It is now just over one month since, on March 1-3, our Society’s Third Biennial Mid-Winter conference took place in Austin, TX. As sitting President of the Society, I had the privilege of welcoming attendees to that conference, and I used the opportunity to offer a bit of historical perspective on our collective interest in that territory of our field that lies at its interface with philosophy. In what follows here, I revisit the comments I made in Austin for those members who were unable to attend the conference.

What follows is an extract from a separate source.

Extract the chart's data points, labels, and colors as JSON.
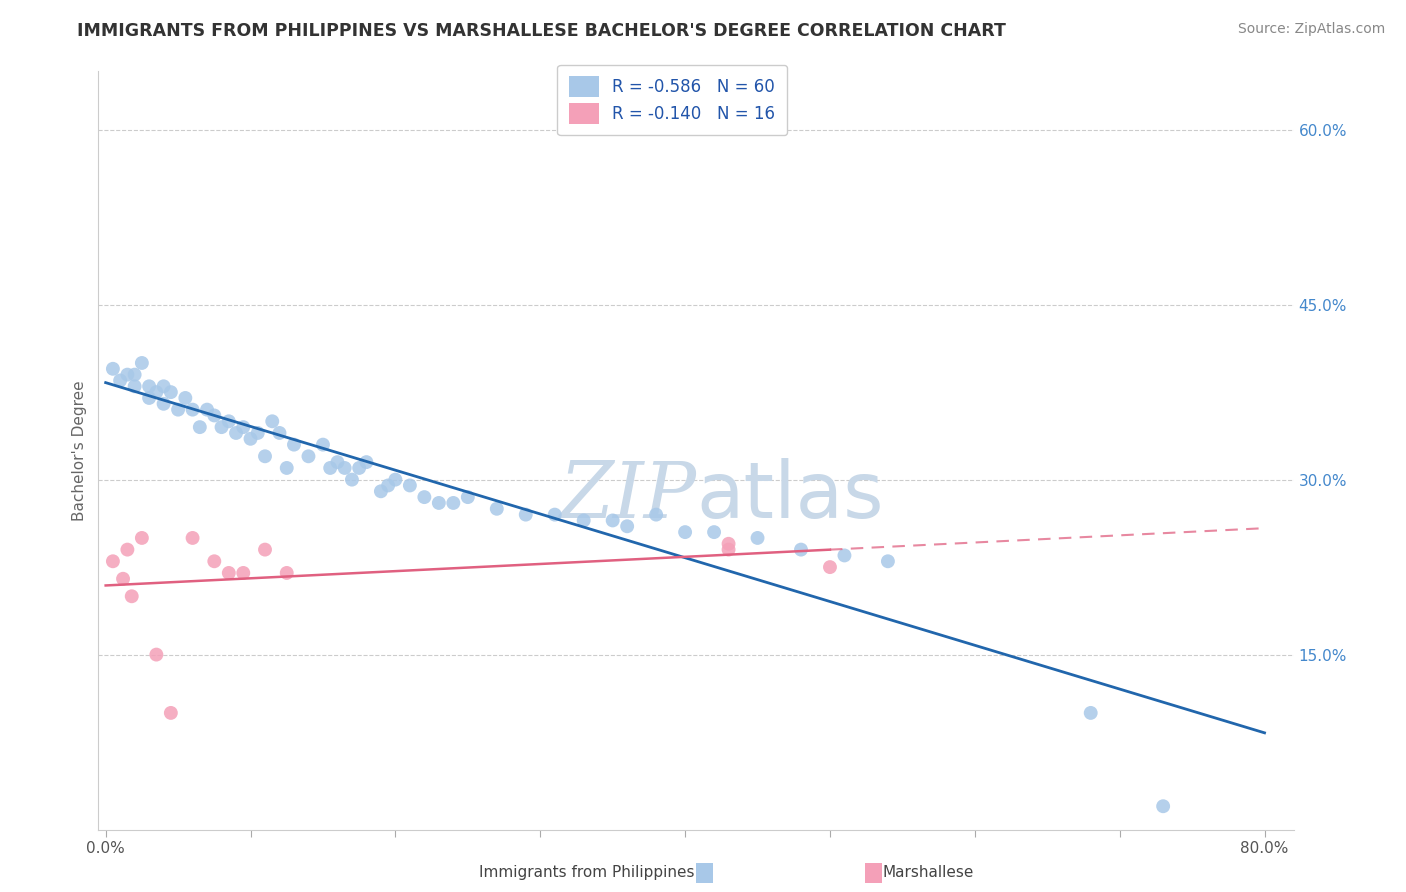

For historical reasons, the territory just mentioned has offered quite a bit of intellectual elbow room over the past century to those willing to venture out into the vast open spaces left behind by the positivistic-empiricistic dust storms that, to most psychologists, seemed to leave nothing in their wake worth salvaging. As John Watson proclaimed in 1928, the world had, by then, seen its last great philosopher. Working our territory has brought its rewards, to be sure, but it can be lonely toil, and the company of others with an appreciation for all of this can be very important, hence the formation of the Society as the 24th division of the American Psychological Association nearly 50 years ago, in 1963. The fact that today, in the year 2012, our society remains one of the very smallest of the nearly 60 APA divisions speaks volumes about the size of the gap that is still seen to exist between the proper concerns of psychology and those of philosophy.

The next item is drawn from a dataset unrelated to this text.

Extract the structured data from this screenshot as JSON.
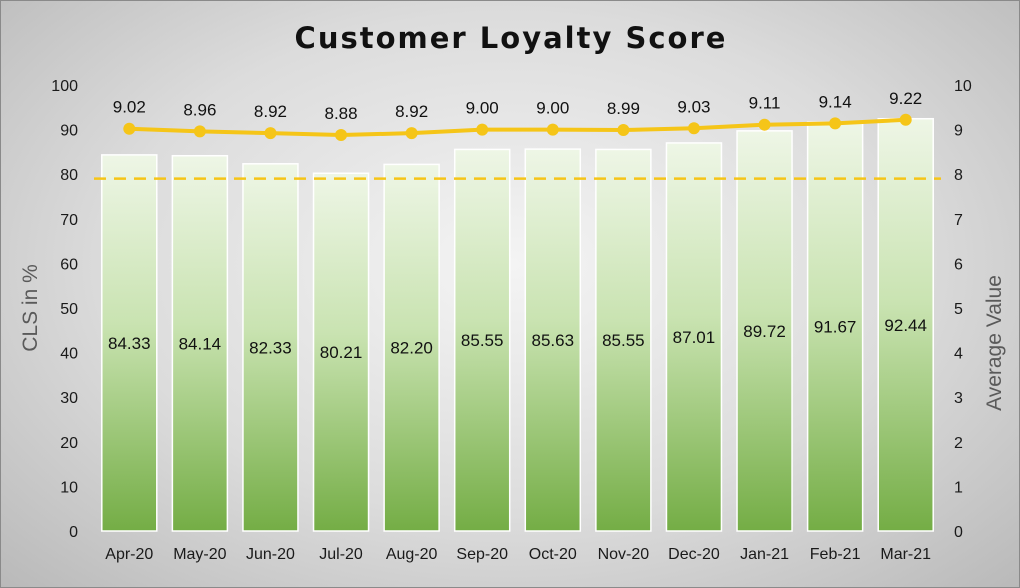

It is now nearly a full century since, in 1913, the mythical founder of experimental psychology, Wilhelm Wundt (1832-1920), published his little monograph titled Psychology’s Struggle for Existence (Die Psychologie im Kampf ums Dasein), in which he prophesied that were philosophy and psychology to complete the divorce toward which they then seemed inexorably headed, philosophy would lose more than it would gain, but psychology would be damaged the most. Speaking as a 21st century psychologist, I am fully convinced that psychology has, indeed, suffered greatly for having taken such distance from philosophy, and it is for just this reason that I have suggested a theme of ‘renewing the relationship’ between psychology and philosophy for the program of our annual meeting coordinate with the larger APA convention, which will be held next August in Orlando.
Partly because I cited the aforementioned publication by Wundt in my formal statement of our Society’s program theme for the Orlando convention, I’ve been re-reading the work recently, and have been struck once again by its contemporary relevance. Allow me to cite here just one example of this. In the passage under consideration, Wundt is discussing what the implications of a divorce of psychology from philosophy would be for the conduct of doctoral examinations in psychology, and is pointing out the difficulties that would result from the existence of widely disparate schools of thought within the field. How, he asks, could a student coming from doctoral training at a university dominated by one school of thought, e.g., associationism, fairly be examined by a professor at a university dominated by another school of thought, such as the ‘apperception’ school or the psychology of thought processes (i.e., the Denkpsychologie)? He saw no imminent prospects for the emergence of even half of the consensus that would be needed in order to provide a common basis for such an examination, and he then continued as follows:
“What would be left over [for the examination] after one has left out just that material that for the doctoral candidates is the most interesting and the most important for a general education in psychology? Should one be content with learning by heart a few numbers and some more or less ambiguous, if not openly contested, empirical laws? The more general questions, and hence the ones that for an education in psychology are the most important, are so closely connected with epistemological and metaphysical positions that it is inconceivable that they will at some point disappear from psychology. It is precisely this that shows clearly that psychology belongs to the philosophical disciplines, and this will remain so even after the transformation of psychology into an independent discipline. In a psychology divorced from philosophy, philosophical considerations will be latent, and so it is possible that psychologists who will have abandoned philosophy, and whose education in philosophy is therefore deficient, will be projecting those considerations, but only through an immature metaphysical perspective. As a result of such a separation, therefore, no one will suffer more than psychologists – and, through them, psychology. If philosophers now complain, incorrectly, that psychology has become merely a technical rather than a purely scientific discipline, that could become even more — and more disturbingly – the case, . . . and the time will truly have been reached when psychologists will have made themselves into skilled workers, and, at that, of a kind not the most useful.” (Wundt, 1913, pp. 23-24)
With Wundt’s observations fresh in my mind as I was reading through the abstracts of the papers and symposia that made up the program in Austin, I found yet further confirmation for our collective realization of the need for and value of philosophical considerations within psychology. That is what our Society has always been about, and it is that agenda that we went to Austin to pursue further. I judge the meetings to have been a rousing success.